There are several reasons for this dramatic change in makeup of our workforce. First is the reorientation of America's industrial structure from one dominated by manufacturing and other stable, blue-collar jobs to one that increasingly emphasizes knowledge-based and analytic skills. This transformation heightens demands for a workforce with technical skills that require considerable education, and highly-motivated immigrants from all reaches of the globe are often among the best to fill the slots.

Another major force driving high-skilled immigration has been the formation of the H1-B program that permitted employers to sponsor foreign workers with specific talents. Since the onset of the program in 1992, millions of foreign workers have been granted temporary work visas and many have been able to adjust their status to permanently settle in the U.S.

A third factor that explains that the growth in high-skilled immigration is the rapid rise of the foreign-born student population. Today, 700,000 foreign students are enrolled America's prestigious colleges and universities. At some flagship institutions like my own University of Illinois, nearly one out of every five students was born abroad and in some colleges and in highly-technical engineering and natural science programs, foreign students compose a large majority.

The tenor of the immigration debate to date has failed to recognize this important shift underway in the foreign-born population, and more generally, the enormous diversity in the immigrant population, choosing instead to focus almost exclusively on illegal immigration and its consequences. As the U.S. recovers from the Great Recession, now is the perfect time to stop and reflect on how we can take advantage of the many strengths of our diverse immigrant population to help stimulate economic growth and increase American competitiveness globally.

As the report details, the national picture does not hold across metropolitan areas across the United States.

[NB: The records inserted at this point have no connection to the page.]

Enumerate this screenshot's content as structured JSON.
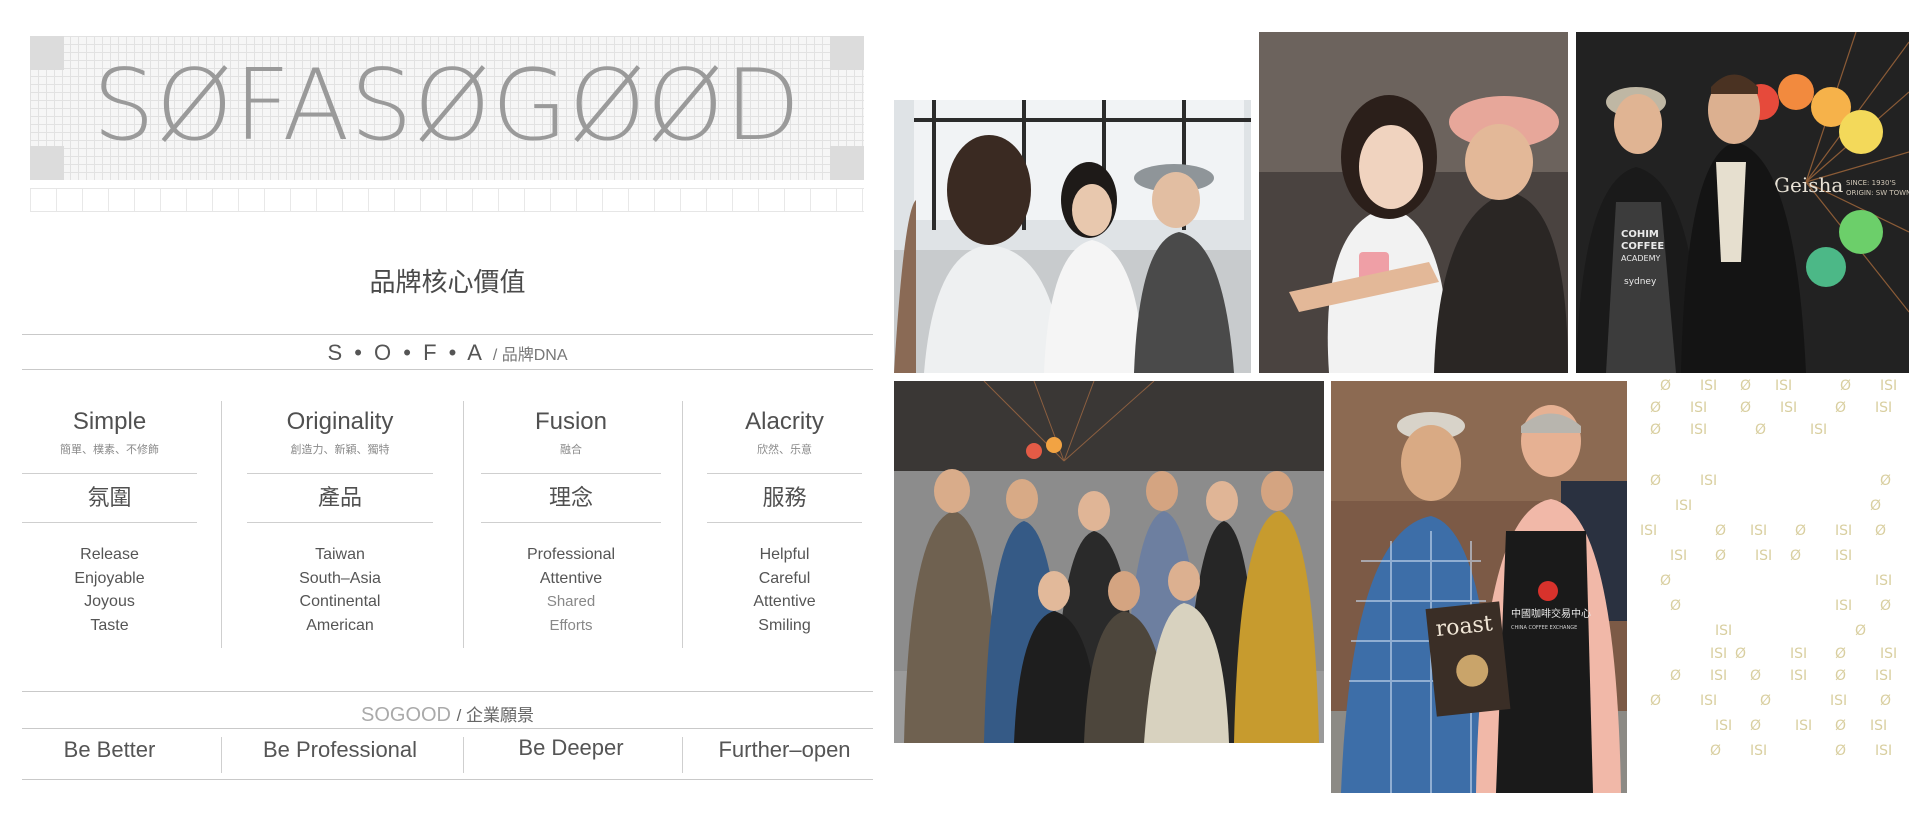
{
  "logo": {
    "wordmark": "SØFASØGØØD"
  },
  "core_values_title": "品牌核心價值",
  "dna": {
    "letters": "S • O • F • A",
    "suffix": "/ 品牌DNA"
  },
  "columns": [
    {
      "title": "Simple",
      "subtitle": "簡單、樸素、不修飾",
      "category": "氛圍",
      "items": [
        "Release",
        "Enjoyable",
        "Joyous",
        "Taste"
      ]
    },
    {
      "title": "Originality",
      "subtitle": "創造力、新穎、獨特",
      "category": "產品",
      "items": [
        "Taiwan",
        "South–Asia",
        "Continental",
        "American"
      ]
    },
    {
      "title": "Fusion",
      "subtitle": "融合",
      "category": "理念",
      "items": [
        "Professional",
        "Attentive",
        "Shared",
        "Efforts"
      ]
    },
    {
      "title": "Alacrity",
      "subtitle": "欣然、乐意",
      "category": "服務",
      "items": [
        "Helpful",
        "Careful",
        "Attentive",
        "Smiling"
      ]
    }
  ],
  "vision": {
    "brand": "SOGOOD",
    "suffix": "/ 企業願景",
    "items": [
      "Be Better",
      "Be Professional",
      "Be Deeper",
      "Further–open"
    ]
  },
  "photo_texts": {
    "poster_brand": "Geisha",
    "poster_since": "SINCE: 1930'S",
    "poster_origin": "ORIGIN: SW TOWN OF",
    "apron_line1": "COHIM",
    "apron_line2": "COFFEE",
    "apron_line3": "ACADEMY",
    "apron_line4": "sydney",
    "book_title": "roast",
    "apron_cn": "中國咖啡交易中心",
    "apron_cn_sub": "CHINA COFFEE EXCHANGE"
  },
  "pattern_glyphs": [
    "Ø",
    "ISI"
  ],
  "colors": {
    "text": "#444444",
    "rule": "#c9c9c9",
    "pattern": "#d9cfa0",
    "cap_pink": "#e7a79a"
  }
}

Although 44 metro areas are dominated by high-skilled immigrants, 30 have majority low-skilled immigrants, and 26 have a close mix of both. The settlement of new immigrants with low skills has sparked rancorous debates in communities nationwide, which in turn have greatly influenced the national debate on immigration reform. The Obama Administration recently issued a blueprint for "Building a 21st Century Immigration System" which acknowledges the mix of skills and the need to nurture both. This is a welcome change in the conversation.